Extraction method steps for extracting samples

Make the question clear.

Simple random sampling method (1) lottery method

Generally speaking, the lottery method is to number n individuals in the population, write the numbers on the digital labels, put the digital labels into a container, and after stirring evenly, extract one digital label from it every time and extract it for n times continuously to get a sample with a capacity of n. 。

The lottery method is simple and feasible, and is suitable for a few individuals in the crowd. When there are multiple individuals in the group, it is difficult to "evenly mix the group", which is probably due to the poor representativeness of the samples produced by the lottery method. )

(2) Random number method

Another commonly used method in random sampling is random number method, that is, random number table, random number dice or computer-generated random number are used for sampling.

Edit paragraph 2. Stratified random sampling (stratified random sampling) is mainly characterized by stratified and proportional sampling, which is mainly used for individuals in people with obvious differences. * * * Similarity: the probability of each individual being drawn is equal to n/m.

1. Definition

Generally speaking, when sampling, the population is divided into disjoint layers, and then a certain number of individuals are independently extracted from each layer according to a certain proportion, and the individuals extracted from each layer are combined as samples. This sampling method is stratified sampling.

Systematic sampling When there are a large number of individuals in a group, it is troublesome to adopt simple random sampling. At this time, the population can be divided into several balanced parts, and then an individual can be extracted from each part according to predetermined rules to get the required samples. This kind of sampling is called systematic sampling.

Steps:

Generally speaking, if you want to extract a sample with a capacity of n from a population with a capacity of n, you can carry out systematic sampling according to the following steps:

(1) First number the n individuals in the population. Sometimes you can directly use the numbers brought by individuals, such as student number, admission ticket number, house number, etc.

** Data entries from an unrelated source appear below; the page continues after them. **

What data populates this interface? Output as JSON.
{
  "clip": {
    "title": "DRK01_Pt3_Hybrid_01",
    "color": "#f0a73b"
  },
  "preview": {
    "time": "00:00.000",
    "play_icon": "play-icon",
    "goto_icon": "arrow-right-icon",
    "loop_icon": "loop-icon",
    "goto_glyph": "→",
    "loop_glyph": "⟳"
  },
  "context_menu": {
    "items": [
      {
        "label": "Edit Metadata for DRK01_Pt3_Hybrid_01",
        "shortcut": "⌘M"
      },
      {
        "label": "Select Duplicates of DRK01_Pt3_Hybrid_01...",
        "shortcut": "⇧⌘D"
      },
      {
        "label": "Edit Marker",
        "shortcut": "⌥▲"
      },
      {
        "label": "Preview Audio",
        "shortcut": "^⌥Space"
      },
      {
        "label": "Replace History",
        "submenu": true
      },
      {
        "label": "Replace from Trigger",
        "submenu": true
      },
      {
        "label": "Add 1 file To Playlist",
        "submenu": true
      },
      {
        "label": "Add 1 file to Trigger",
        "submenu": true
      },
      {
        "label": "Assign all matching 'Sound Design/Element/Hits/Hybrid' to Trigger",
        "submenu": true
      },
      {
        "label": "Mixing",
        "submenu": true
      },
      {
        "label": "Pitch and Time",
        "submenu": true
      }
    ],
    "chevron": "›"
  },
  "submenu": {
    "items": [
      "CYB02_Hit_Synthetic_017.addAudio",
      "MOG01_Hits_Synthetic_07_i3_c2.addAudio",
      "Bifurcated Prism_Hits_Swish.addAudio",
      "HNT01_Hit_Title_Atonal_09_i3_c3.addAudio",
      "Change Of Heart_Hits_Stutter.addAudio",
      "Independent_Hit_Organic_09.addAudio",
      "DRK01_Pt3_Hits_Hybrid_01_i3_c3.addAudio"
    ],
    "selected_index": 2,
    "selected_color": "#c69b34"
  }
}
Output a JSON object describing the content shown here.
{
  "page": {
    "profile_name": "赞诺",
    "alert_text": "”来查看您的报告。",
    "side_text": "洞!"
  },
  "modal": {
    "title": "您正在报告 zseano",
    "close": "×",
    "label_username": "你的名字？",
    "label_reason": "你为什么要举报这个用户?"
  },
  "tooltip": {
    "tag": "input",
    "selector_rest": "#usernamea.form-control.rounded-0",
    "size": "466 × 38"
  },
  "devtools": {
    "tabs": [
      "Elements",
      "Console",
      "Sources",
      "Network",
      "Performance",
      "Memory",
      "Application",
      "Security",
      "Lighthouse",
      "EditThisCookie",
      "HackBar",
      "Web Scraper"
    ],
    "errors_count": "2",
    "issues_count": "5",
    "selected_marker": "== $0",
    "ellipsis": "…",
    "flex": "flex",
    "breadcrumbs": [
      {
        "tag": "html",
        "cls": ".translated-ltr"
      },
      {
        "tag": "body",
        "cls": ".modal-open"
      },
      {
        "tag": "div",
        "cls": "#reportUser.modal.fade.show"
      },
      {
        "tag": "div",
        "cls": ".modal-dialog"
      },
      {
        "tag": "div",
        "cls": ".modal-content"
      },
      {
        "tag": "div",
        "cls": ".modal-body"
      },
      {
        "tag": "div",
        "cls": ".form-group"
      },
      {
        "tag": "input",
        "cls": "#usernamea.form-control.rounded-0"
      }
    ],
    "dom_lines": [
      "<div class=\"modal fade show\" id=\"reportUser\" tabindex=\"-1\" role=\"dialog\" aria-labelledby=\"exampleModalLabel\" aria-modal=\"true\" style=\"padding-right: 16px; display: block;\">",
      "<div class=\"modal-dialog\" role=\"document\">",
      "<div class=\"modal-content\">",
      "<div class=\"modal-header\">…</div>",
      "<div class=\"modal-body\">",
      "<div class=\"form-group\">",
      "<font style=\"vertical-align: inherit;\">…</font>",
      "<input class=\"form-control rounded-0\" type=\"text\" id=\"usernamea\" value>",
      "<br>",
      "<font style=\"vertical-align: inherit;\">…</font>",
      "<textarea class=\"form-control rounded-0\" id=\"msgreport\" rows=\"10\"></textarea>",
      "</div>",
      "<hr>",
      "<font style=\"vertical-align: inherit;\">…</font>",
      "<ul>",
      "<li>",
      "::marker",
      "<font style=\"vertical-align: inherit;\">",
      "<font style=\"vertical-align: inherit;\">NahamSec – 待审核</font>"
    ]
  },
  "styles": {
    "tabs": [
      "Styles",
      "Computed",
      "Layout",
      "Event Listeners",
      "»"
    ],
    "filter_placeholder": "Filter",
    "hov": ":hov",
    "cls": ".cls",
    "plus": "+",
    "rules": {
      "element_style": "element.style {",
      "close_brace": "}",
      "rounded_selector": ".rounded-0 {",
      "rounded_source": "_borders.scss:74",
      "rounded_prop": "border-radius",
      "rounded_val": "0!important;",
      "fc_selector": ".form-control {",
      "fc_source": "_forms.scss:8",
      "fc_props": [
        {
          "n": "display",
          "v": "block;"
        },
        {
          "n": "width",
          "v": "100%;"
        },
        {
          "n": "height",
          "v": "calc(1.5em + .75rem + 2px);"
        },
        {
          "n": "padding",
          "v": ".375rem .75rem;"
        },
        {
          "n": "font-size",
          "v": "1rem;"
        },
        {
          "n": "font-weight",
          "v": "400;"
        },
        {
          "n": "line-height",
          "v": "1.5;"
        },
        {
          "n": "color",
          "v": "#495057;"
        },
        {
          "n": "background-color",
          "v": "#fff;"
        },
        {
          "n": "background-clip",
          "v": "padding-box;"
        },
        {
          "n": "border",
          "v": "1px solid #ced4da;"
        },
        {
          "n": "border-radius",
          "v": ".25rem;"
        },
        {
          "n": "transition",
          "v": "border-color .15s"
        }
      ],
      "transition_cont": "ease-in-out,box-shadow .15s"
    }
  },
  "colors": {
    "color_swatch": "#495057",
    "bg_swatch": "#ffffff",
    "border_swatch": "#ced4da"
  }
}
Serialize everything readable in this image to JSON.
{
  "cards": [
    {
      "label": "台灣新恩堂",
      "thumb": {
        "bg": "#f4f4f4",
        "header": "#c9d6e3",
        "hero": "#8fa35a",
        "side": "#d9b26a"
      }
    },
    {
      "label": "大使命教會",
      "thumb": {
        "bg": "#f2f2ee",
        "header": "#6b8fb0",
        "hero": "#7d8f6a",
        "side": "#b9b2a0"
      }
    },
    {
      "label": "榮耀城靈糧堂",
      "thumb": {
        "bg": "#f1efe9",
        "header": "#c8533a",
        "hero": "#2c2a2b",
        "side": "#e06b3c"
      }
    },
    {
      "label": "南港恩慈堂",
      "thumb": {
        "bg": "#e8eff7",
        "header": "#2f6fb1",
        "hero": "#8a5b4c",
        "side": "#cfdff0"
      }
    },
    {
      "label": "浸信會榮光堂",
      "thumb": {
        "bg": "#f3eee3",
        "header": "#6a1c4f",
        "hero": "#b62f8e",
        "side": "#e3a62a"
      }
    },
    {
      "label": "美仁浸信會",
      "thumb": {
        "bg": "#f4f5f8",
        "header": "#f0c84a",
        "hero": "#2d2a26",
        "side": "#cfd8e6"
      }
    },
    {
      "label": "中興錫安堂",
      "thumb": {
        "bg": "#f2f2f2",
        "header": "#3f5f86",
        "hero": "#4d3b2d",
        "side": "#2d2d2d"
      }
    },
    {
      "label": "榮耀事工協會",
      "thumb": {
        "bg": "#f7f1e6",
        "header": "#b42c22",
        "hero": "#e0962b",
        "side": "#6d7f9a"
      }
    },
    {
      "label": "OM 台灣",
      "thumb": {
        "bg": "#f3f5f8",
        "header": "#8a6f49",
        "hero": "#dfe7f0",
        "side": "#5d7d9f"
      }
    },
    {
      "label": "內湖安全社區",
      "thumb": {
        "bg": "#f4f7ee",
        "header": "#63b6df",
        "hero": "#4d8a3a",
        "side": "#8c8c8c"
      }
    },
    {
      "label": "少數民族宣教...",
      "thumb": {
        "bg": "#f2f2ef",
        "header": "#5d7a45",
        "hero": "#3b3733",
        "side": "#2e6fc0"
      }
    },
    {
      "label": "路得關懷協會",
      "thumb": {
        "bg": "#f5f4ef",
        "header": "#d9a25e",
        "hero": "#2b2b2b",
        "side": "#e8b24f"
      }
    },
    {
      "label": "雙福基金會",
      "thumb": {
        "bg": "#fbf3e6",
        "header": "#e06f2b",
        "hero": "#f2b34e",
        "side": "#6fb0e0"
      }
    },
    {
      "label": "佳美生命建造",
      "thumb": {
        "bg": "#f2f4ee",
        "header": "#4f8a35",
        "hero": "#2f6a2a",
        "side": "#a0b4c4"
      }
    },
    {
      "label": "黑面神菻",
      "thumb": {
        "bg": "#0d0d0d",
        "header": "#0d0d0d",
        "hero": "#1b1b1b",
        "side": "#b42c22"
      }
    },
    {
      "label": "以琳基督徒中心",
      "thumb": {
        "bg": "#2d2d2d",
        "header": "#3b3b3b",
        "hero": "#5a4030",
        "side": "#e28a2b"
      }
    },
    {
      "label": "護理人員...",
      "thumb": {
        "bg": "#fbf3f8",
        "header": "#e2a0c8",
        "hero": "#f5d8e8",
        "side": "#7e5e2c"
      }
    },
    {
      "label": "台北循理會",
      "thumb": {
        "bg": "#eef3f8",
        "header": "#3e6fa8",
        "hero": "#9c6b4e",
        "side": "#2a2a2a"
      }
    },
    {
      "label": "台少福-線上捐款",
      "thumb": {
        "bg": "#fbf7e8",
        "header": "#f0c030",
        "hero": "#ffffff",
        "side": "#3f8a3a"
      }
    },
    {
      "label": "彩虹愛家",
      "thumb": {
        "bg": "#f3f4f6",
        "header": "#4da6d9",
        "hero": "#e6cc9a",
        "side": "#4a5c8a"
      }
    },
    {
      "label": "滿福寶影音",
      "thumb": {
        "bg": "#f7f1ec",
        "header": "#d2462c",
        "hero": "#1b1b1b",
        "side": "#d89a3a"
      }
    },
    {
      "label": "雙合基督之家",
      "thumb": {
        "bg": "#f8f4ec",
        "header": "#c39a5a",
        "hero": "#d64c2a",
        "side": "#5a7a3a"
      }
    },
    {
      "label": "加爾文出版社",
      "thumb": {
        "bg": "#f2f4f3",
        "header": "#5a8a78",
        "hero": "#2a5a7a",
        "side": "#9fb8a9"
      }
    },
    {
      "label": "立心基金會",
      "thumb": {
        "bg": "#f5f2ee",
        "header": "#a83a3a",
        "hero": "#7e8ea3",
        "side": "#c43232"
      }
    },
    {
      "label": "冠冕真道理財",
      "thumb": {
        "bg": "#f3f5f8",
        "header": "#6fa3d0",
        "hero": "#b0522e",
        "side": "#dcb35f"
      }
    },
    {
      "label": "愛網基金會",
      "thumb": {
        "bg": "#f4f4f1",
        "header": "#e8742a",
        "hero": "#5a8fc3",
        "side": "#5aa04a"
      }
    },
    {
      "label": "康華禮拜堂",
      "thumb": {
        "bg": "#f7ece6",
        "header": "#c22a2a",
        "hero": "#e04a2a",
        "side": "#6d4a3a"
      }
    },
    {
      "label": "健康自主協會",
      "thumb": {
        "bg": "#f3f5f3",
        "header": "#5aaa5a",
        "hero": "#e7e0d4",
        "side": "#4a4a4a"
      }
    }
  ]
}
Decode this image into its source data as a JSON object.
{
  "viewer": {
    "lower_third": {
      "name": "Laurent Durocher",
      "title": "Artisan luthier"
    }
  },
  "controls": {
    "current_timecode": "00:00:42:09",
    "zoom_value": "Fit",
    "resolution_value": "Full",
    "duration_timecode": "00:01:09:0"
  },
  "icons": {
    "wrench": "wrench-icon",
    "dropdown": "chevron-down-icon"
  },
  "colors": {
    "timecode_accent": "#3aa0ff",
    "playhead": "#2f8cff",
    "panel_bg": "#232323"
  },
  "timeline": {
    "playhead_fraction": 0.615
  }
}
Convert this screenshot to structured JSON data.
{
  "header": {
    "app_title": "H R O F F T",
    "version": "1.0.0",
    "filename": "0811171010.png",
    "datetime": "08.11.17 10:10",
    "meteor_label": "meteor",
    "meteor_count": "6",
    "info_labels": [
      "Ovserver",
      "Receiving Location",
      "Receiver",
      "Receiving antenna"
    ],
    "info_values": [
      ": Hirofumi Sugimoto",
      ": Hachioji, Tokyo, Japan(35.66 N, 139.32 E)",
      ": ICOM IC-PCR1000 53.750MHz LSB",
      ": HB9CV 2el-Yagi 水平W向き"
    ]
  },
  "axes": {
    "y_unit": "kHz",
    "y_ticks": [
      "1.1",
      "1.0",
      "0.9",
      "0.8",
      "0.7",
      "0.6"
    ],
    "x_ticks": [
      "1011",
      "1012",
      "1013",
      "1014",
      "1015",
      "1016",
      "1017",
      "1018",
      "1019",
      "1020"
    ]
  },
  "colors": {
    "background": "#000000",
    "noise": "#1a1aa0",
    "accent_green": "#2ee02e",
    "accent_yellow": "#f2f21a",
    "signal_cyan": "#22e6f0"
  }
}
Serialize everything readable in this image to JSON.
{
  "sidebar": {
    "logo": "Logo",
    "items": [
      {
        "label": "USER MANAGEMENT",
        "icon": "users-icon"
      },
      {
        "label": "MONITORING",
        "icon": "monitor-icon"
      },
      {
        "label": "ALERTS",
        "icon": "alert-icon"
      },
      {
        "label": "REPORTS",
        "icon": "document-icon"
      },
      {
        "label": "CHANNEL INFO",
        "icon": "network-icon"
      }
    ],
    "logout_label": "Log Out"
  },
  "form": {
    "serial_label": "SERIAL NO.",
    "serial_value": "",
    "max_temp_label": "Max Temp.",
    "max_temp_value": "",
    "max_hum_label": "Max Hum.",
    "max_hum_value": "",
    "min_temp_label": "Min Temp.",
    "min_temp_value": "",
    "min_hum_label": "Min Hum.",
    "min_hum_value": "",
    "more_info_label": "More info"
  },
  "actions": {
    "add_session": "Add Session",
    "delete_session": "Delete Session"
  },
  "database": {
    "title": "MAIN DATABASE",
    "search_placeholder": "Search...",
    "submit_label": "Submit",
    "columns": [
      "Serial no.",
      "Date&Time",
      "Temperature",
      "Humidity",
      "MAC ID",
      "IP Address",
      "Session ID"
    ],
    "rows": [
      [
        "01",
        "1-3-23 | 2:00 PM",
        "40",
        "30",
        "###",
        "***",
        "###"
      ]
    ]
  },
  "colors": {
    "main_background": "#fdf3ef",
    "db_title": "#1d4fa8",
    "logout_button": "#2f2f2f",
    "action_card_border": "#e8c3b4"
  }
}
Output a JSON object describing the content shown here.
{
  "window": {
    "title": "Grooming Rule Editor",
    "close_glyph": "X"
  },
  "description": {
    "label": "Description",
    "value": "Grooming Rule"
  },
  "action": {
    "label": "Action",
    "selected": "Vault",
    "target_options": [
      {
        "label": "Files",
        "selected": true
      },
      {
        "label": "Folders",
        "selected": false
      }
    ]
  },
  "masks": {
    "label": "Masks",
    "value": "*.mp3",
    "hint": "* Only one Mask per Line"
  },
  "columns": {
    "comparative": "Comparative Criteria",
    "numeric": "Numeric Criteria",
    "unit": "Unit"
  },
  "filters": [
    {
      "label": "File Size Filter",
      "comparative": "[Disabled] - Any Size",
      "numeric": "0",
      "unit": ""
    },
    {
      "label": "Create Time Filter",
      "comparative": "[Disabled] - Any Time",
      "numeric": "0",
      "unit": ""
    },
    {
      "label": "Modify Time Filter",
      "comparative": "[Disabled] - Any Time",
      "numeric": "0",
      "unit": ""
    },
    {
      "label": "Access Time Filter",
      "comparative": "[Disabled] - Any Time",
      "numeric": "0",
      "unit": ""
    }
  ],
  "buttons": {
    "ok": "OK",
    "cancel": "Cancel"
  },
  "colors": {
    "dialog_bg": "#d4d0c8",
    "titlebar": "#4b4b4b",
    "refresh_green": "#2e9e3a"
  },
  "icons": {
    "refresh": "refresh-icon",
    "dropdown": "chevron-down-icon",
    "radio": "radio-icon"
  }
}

(2) Determine the segment interval k and the number of segments. When N/n(n is the sample size) is an integer, take k = n/n;

(3) determining the first individual number L (L ≤ K) by simple random sampling in the first paragraph;

(4) Sampling according to certain rules. Usually, the interval k plus L gets the second number of individuals (l+k), then K gets the third number of individuals (l+2k), and so on until the whole sample is obtained.

Edit paragraph 4. Cluster sampling What is cluster sampling?

Cluster sampling, also known as cluster sampling, is to merge all units in a group into several sets that do not cross and repeat each other, which are called groups; A sampling method for sampling in groups.

When cluster sampling is applied, each cluster is required to have good representativeness, that is, the differences between units within the cluster are large and the differences between groups are small.

Advantages and disadvantages of cluster sampling

The advantages of cluster sampling are convenient implementation and saving money;

The disadvantage of cluster sampling is that the sampling error caused by large differences between different groups is often greater than that caused by simple random sampling.

Implementation steps of cluster sampling

Firstly, the population is divided into group I, and then several groups are selected from group I clocks to investigate all individuals or units in these groups. The sampling process can be divided into the following steps:

Firstly, the label of clustering is determined.

Second, divide the whole (n) into several non-overlapping parts, and each part is a group.

Third, according to the sample size, determine the number of groups to be extracted.

Fourthly, a certain number of groups are extracted from group I by simple random sampling or systematic sampling.

For example, investigate the situation of middle school students suffering from myopia and make statistics in the last class; Conduct product inspection; All products produced by 1h are sampled and inspected every 8 hours.

Classification of cluster sampling and stratified sampling

Cluster sampling and stratified sampling are similar in form, but quite different in fact.

Stratified sampling requires large differences between layers, small differences between individuals or units within layers, small differences between groups and large differences between individuals or units within groups;

In stratified sampling, several units or individuals are extracted from each layer, while in cluster sampling, either the whole cluster is extracted or not.